8 offers suffice for most players; the system does not and should not facilitate large-scale merching.

I think we can agree on the security concern and there is no need to bring this up again and again… (to me we’re having a discussion not a debate) It’s a real concern but with a limited loss at the individual level.

RMGnoob · 2017-01-14 00:39:47 UTC

One thing you never explained is what the bots would do outside of trading.

I guess one way you could make this work would be with more /tell mreyeball commands.

For example, /tell mreyeball /botcome would make the trade bot come to the nexus of whatever server the main account is currently on, so that the main account can retrieve whatever the bot has gained from his previous trades and give him more items to trade.

/tell mreyeball /bottrade would send the bot back into the system and leave it to happily trade with his fellow bots.

Mreyeball would /tell the main account to notify him of when the series of 8 trades has been concluded.
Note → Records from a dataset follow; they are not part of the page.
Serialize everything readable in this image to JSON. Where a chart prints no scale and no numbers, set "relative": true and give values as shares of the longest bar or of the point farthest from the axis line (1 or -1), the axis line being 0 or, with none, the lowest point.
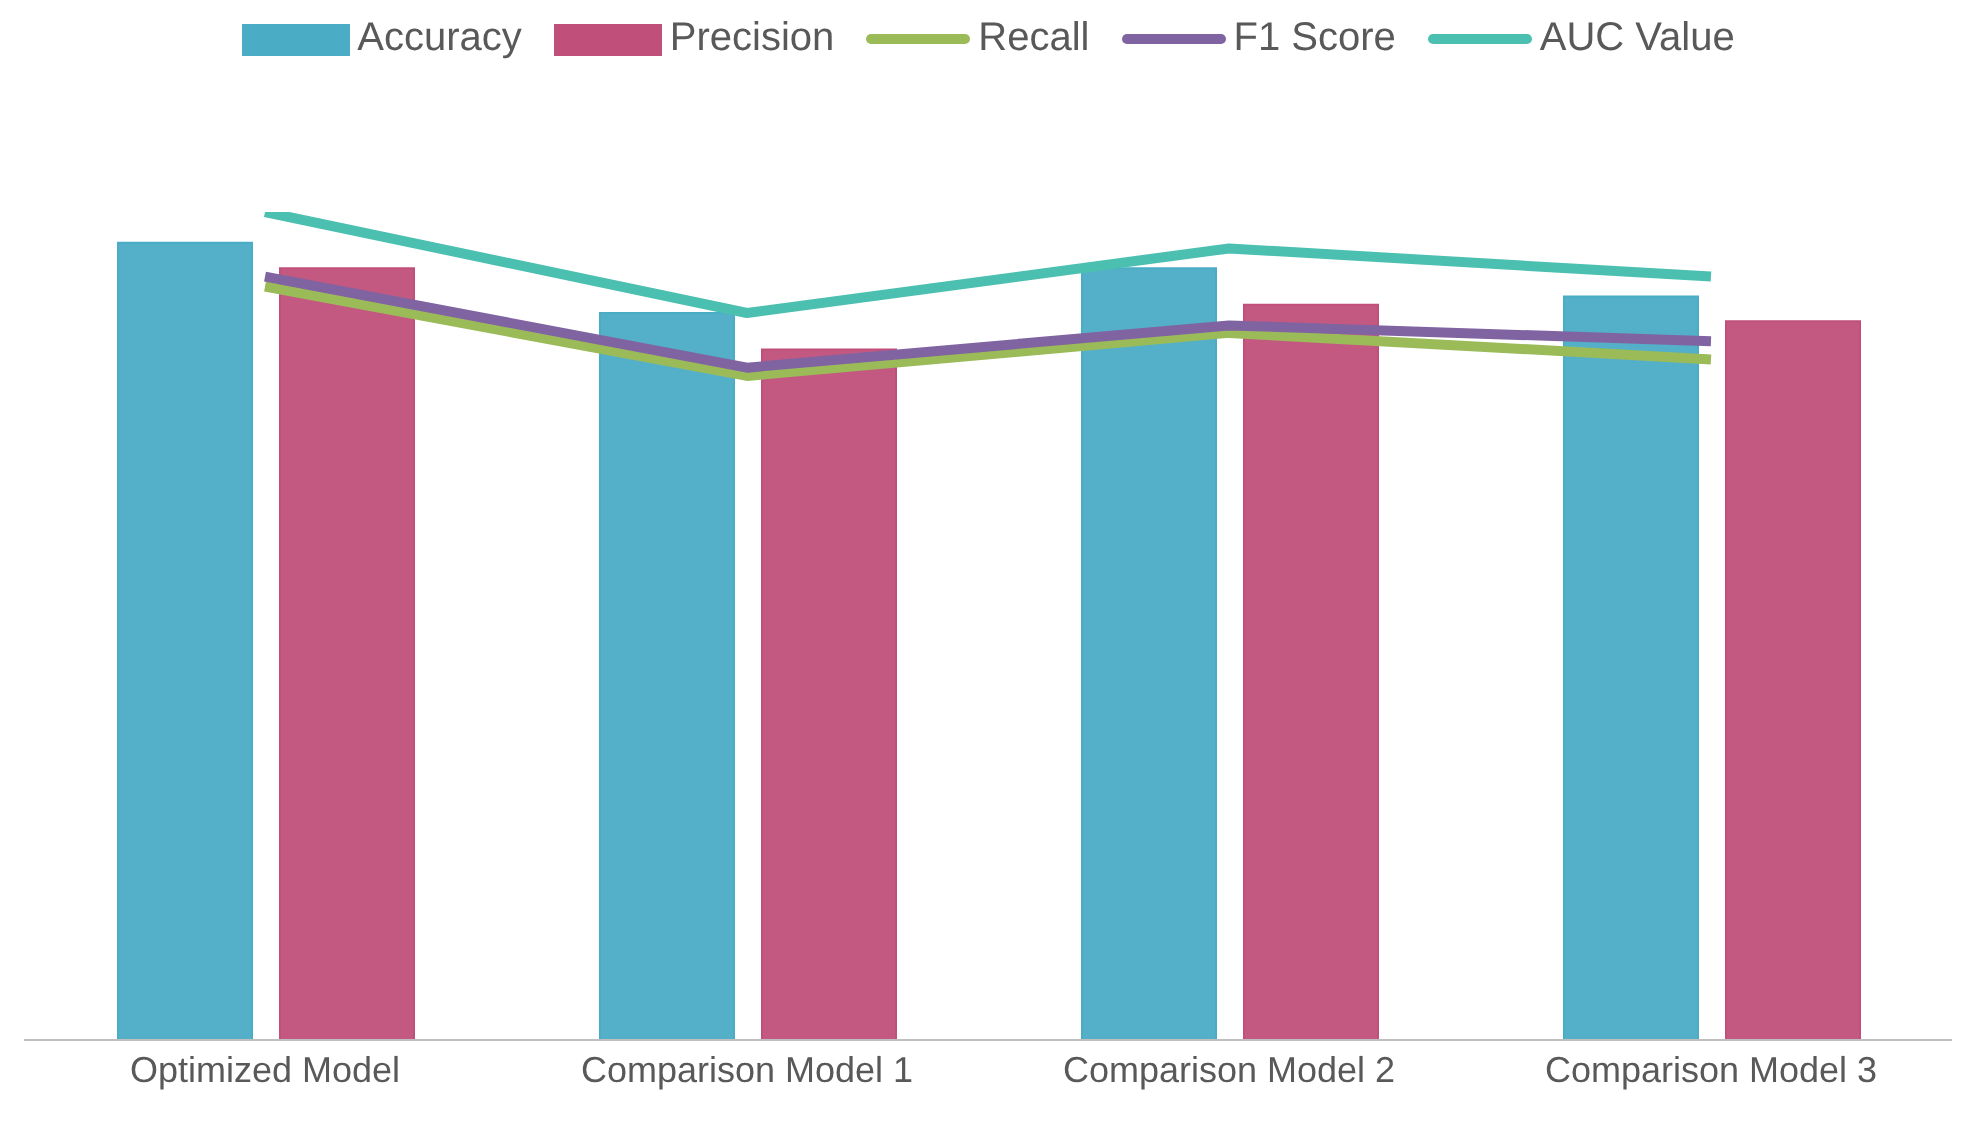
{
  "chart_data": {
    "type": "bar",
    "relative": true,
    "legend": "top",
    "grid": false,
    "categories": [
      "Optimized Model",
      "Comparison Model 1",
      "Comparison Model 2",
      "Comparison Model 3"
    ],
    "series": [
      {
        "name": "Accuracy",
        "color": "#4bacc6",
        "values": [
          0.963,
          0.878,
          0.932,
          0.898
        ]
      },
      {
        "name": "Precision",
        "color": "#c0507a",
        "values": [
          0.932,
          0.834,
          0.888,
          0.868
        ]
      },
      {
        "name": "Recall",
        "type": "line",
        "color": "#9bbb59",
        "values": [
          0.91,
          0.802,
          0.854,
          0.822
        ]
      },
      {
        "name": "F1 Score",
        "type": "line",
        "color": "#8064a2",
        "values": [
          0.922,
          0.812,
          0.863,
          0.844
        ]
      },
      {
        "name": "AUC Value",
        "type": "line",
        "color": "#4bc0b0",
        "values": [
          1,
          0.878,
          0.956,
          0.922
        ]
      }
    ]
  }
}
The bot would be automatically logged out when not engaged in either of those two activities and would only be logged in when either command is sent.

Of course, that system would still have problems, like people exploiting this to either make the trade bot system crash or overcrowd specific game servers, or the fact that you would not receive the /tell from Mreyeball when offline, during loading or on the main menu.

Nevov · 2017-01-14 02:09:58 UTC

Sorry but I can never see Deca going along with this, they already seem to only barely tolerate mules, and this would increase the numbers of mules, not to mention what they might think about account credentials being swapped.